Death is only when the soul leaves the body and none of us knows when that happens.

If anyone is revived, whether it is after 100 minutes or a 100 years it means they were not actually dead because the soul had not departed.

Modern Catholic Dictionary:

DEATH. The cessation of the bodily functions of a human being through the departure of the soul. It is part of revelation that, in the present order of divine providence, death is a punishment for sin. According to the teaching of the Church, death is a consequence of Adam’s sin, as declared by St. Paul: “Sin entered the world through one man, and through sin death” (Romans 5:12). In the case of those justified by grace, death loses its penal character and becomes a mere consequence of sin. All human beings, therefore, are subject to death, although in the case of Christ and his Mother, because of their freedom from sin, death was neither a punishment for sin nor a consequence of sin. Yet, as they were truly human, death was natural for them.

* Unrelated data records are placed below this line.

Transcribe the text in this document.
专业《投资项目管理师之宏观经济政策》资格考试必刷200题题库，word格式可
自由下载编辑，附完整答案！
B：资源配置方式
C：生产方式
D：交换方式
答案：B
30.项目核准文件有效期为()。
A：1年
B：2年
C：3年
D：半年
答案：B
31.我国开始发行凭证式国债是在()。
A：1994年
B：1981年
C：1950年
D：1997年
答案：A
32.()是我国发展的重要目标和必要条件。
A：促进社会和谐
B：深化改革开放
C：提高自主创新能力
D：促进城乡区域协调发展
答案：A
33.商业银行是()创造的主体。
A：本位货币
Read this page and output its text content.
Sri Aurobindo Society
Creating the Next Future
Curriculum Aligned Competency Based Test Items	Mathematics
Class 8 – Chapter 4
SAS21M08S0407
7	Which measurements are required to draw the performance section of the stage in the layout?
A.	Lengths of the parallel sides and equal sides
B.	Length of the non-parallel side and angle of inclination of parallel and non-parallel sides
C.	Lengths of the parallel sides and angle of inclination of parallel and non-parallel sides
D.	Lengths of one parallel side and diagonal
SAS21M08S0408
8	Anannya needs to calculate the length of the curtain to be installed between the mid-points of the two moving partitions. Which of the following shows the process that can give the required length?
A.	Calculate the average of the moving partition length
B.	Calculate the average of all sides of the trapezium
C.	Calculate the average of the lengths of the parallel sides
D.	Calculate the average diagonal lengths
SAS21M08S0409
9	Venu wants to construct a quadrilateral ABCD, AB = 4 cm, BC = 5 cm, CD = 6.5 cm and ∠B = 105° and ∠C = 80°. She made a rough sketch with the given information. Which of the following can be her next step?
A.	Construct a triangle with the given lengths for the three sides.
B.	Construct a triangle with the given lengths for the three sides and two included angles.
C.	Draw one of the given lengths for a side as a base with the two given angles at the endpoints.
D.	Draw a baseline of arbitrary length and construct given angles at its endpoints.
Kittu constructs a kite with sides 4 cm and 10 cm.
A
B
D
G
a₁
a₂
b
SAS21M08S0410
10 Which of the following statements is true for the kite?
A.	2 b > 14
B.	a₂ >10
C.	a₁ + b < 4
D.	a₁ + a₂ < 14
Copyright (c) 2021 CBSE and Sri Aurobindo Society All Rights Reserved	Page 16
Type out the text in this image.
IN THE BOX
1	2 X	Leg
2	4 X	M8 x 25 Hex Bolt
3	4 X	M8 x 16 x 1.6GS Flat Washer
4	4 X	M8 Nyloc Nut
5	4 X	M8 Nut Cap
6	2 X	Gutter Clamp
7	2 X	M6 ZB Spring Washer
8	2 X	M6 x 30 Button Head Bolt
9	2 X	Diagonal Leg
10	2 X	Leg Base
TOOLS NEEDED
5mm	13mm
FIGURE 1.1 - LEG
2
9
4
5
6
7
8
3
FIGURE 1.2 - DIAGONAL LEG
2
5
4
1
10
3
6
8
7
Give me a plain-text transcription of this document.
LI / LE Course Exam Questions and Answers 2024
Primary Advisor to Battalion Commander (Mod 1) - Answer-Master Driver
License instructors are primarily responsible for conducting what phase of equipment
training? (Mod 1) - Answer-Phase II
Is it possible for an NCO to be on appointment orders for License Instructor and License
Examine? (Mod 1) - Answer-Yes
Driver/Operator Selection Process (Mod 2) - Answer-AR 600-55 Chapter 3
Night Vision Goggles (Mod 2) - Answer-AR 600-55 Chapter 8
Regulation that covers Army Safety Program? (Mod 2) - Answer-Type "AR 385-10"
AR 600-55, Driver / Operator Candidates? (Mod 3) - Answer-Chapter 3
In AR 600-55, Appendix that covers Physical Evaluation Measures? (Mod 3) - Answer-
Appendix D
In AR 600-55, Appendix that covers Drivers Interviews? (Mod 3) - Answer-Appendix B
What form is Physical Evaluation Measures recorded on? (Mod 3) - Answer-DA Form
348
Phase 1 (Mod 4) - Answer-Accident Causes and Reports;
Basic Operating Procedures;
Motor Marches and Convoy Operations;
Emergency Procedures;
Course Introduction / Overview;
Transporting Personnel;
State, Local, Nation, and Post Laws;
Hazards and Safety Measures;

Death is also the end of human probation or testing of one’s loyalty to God. It ends all possibility of merit or demerit.

Properly speaking, only the body dies when separated from its principle of life, which is the soul. However, the Bible speaks of a second death (Revelation 20:6), referring to the souls in hell, who are separated from their principle of supernatural life, which is God.
 
So the short answer is yes we can be cryogenically frozen. There is no teaching against it however it would not be advisable?